In the magazine of January 1915 (SHC ref WIT/16/36) there is a Roll of Honour listing 98 men with the regiments they have joined, two already noted as wounded, one as a prisoner. In addition the first two deaths are recorded. The writer notes that the list includes 4 or 5 names of those who had moved elsewhere but who still had parents living in the village, a useful reminder to present researchers that some men recorded on war memorials may seem at first not have been connected with that particular town or village.
Click here to see a transcript listing all the names and to download a pdf () copy of the page.
In February 1915, we find mention of three companies of the Army Service Corps being billeted in the village and the vicar now describing Witley as a ‘garrison town’ and asking for magazines to be donated to the Institute which had been offered for use by the servicemen on Sunday afternoons for relaxation and afternoon tea.
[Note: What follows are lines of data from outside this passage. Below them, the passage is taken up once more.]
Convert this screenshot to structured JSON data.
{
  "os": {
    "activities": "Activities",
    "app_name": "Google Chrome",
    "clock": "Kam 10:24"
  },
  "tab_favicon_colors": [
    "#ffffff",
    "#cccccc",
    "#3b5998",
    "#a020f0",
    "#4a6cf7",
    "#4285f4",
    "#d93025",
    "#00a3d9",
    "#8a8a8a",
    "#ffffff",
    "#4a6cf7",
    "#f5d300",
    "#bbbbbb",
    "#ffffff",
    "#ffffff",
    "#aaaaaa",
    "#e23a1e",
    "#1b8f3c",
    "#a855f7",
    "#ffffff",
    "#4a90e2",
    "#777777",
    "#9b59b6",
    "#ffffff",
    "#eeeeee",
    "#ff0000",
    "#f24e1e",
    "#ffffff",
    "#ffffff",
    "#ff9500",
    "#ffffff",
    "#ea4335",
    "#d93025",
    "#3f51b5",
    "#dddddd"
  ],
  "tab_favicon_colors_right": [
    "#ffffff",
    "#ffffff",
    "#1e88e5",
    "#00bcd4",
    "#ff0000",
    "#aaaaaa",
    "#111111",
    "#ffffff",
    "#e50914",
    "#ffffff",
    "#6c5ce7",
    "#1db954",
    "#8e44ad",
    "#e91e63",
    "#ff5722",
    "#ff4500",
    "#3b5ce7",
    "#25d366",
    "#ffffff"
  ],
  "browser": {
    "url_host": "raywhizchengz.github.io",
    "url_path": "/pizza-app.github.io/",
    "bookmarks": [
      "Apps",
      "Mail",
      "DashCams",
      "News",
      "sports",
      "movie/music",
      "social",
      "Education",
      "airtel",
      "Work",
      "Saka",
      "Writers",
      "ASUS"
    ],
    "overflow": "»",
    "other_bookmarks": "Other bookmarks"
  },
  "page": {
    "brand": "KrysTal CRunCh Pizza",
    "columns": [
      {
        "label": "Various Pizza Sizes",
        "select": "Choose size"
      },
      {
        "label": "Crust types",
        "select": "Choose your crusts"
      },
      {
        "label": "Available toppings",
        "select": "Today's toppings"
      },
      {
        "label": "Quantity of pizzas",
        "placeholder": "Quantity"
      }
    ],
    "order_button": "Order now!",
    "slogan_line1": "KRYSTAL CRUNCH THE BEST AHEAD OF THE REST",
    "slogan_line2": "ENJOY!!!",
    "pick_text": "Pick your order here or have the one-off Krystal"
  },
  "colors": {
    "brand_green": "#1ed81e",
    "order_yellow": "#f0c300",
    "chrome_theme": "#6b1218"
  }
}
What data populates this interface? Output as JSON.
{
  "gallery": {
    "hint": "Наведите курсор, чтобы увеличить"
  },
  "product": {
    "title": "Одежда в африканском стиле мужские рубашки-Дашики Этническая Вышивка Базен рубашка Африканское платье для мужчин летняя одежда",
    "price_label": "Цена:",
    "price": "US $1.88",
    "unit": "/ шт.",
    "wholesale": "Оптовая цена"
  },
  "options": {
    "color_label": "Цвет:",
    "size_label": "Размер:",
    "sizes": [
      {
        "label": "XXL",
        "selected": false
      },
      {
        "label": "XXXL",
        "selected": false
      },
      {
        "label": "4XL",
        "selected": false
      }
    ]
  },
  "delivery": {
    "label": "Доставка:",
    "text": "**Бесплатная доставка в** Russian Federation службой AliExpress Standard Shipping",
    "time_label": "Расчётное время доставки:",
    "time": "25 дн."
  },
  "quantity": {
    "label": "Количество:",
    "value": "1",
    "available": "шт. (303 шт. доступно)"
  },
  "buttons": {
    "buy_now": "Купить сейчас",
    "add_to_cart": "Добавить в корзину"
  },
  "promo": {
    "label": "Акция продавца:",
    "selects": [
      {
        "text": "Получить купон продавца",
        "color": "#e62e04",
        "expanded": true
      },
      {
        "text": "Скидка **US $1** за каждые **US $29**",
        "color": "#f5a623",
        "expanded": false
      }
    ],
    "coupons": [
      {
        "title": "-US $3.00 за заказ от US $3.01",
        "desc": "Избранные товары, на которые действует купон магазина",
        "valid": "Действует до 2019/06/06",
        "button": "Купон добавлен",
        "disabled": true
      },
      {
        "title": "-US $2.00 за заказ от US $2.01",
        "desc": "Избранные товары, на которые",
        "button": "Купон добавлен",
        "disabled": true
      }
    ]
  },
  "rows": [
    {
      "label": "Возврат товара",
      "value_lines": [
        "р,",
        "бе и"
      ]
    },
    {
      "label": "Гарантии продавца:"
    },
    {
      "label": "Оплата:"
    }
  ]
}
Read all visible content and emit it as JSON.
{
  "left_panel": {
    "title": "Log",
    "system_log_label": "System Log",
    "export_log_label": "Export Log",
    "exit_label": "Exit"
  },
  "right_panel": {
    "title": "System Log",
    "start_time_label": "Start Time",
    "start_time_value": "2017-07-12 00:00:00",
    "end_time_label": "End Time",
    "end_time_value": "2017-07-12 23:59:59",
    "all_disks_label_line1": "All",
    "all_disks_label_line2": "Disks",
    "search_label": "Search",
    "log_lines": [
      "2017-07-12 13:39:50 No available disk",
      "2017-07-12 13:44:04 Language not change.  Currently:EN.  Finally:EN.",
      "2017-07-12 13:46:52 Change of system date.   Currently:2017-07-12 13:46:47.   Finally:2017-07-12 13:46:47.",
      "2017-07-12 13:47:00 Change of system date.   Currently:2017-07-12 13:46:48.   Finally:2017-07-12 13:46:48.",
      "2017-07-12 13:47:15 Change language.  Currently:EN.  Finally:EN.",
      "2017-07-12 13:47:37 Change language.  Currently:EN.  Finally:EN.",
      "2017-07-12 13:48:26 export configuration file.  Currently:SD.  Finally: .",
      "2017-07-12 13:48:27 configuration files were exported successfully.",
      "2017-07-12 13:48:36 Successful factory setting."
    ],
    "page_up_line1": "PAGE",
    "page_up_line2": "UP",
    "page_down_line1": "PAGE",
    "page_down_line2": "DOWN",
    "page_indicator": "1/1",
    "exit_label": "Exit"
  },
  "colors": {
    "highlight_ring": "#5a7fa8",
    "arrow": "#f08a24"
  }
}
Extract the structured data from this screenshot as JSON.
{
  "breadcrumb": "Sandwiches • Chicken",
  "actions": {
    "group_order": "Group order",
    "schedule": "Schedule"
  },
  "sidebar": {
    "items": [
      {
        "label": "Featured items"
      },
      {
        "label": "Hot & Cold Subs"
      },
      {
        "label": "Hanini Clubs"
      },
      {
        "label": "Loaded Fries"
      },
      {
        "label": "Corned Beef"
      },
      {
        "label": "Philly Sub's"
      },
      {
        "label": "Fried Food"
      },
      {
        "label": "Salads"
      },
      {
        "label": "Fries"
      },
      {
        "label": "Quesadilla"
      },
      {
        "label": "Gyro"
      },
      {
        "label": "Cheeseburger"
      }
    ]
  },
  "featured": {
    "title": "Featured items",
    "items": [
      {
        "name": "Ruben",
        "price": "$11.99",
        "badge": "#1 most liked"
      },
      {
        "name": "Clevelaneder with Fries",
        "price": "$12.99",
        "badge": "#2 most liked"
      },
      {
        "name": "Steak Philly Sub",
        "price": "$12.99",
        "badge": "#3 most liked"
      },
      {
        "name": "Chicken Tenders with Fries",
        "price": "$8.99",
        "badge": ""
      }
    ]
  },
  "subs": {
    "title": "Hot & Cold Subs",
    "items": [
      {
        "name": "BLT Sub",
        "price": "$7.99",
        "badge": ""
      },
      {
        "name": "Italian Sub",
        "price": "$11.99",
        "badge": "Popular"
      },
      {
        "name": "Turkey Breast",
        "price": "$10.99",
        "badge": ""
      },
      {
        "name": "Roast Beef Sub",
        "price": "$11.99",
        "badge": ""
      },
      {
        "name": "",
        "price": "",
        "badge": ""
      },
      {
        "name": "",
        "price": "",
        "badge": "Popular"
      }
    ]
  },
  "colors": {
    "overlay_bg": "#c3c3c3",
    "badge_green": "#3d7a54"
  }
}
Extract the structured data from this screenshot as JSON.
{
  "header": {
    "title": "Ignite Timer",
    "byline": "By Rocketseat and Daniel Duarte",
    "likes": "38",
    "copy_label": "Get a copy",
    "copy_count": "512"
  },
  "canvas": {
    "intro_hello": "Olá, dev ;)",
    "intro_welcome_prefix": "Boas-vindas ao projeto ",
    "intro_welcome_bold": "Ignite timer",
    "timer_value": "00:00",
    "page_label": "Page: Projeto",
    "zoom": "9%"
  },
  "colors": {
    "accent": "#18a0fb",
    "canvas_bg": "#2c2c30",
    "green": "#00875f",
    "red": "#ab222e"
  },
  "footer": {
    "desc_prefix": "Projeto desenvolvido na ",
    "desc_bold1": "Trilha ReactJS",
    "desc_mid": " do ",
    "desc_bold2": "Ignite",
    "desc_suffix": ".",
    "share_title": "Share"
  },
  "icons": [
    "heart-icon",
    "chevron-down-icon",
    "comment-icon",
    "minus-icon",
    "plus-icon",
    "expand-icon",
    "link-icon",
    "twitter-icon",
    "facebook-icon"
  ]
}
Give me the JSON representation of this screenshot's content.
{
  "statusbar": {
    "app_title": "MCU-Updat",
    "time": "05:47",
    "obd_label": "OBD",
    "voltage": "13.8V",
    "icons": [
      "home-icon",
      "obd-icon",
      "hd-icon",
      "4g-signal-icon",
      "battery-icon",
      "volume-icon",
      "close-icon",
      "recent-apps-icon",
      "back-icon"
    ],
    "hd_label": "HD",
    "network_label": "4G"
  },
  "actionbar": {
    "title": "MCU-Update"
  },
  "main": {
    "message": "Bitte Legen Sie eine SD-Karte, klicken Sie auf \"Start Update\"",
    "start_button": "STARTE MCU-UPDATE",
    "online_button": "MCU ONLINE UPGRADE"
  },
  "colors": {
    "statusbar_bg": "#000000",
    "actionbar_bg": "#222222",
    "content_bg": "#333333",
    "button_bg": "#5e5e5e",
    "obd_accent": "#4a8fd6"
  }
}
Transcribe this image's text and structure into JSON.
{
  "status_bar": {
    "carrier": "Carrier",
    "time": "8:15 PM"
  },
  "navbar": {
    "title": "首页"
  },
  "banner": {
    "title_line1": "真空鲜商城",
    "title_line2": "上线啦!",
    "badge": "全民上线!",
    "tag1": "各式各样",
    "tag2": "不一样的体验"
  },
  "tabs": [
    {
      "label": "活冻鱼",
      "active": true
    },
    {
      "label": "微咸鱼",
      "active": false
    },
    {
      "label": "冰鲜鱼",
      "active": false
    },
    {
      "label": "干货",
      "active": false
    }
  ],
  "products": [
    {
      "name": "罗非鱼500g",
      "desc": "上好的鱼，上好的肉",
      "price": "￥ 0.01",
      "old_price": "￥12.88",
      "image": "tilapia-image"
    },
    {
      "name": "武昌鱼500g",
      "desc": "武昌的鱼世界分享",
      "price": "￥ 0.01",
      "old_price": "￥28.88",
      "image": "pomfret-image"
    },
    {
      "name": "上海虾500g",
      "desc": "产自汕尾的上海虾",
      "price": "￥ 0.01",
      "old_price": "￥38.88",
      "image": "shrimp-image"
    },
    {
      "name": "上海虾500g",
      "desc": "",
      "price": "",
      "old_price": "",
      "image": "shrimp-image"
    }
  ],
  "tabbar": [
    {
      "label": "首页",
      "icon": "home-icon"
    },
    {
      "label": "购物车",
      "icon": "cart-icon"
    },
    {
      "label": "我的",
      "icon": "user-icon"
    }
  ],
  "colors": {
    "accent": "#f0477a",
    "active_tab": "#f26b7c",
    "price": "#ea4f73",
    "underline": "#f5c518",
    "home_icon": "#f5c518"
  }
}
In October 1915 there is a request for donations towards the £5 cost of material to make black-out curtains for the church windows under the new lighting order to prevent Zeppelin attacks.
In December, Christmas parcels of socks, letter wallets and cigarettes are being organised for the Witley men at the front and at sea, over 100 in total. The entries in this first full year of the war are practical, involved and energetic, and the vicar’s ‘letters’ are positive and patriotic, God is definitely on their side, and the fight still noble.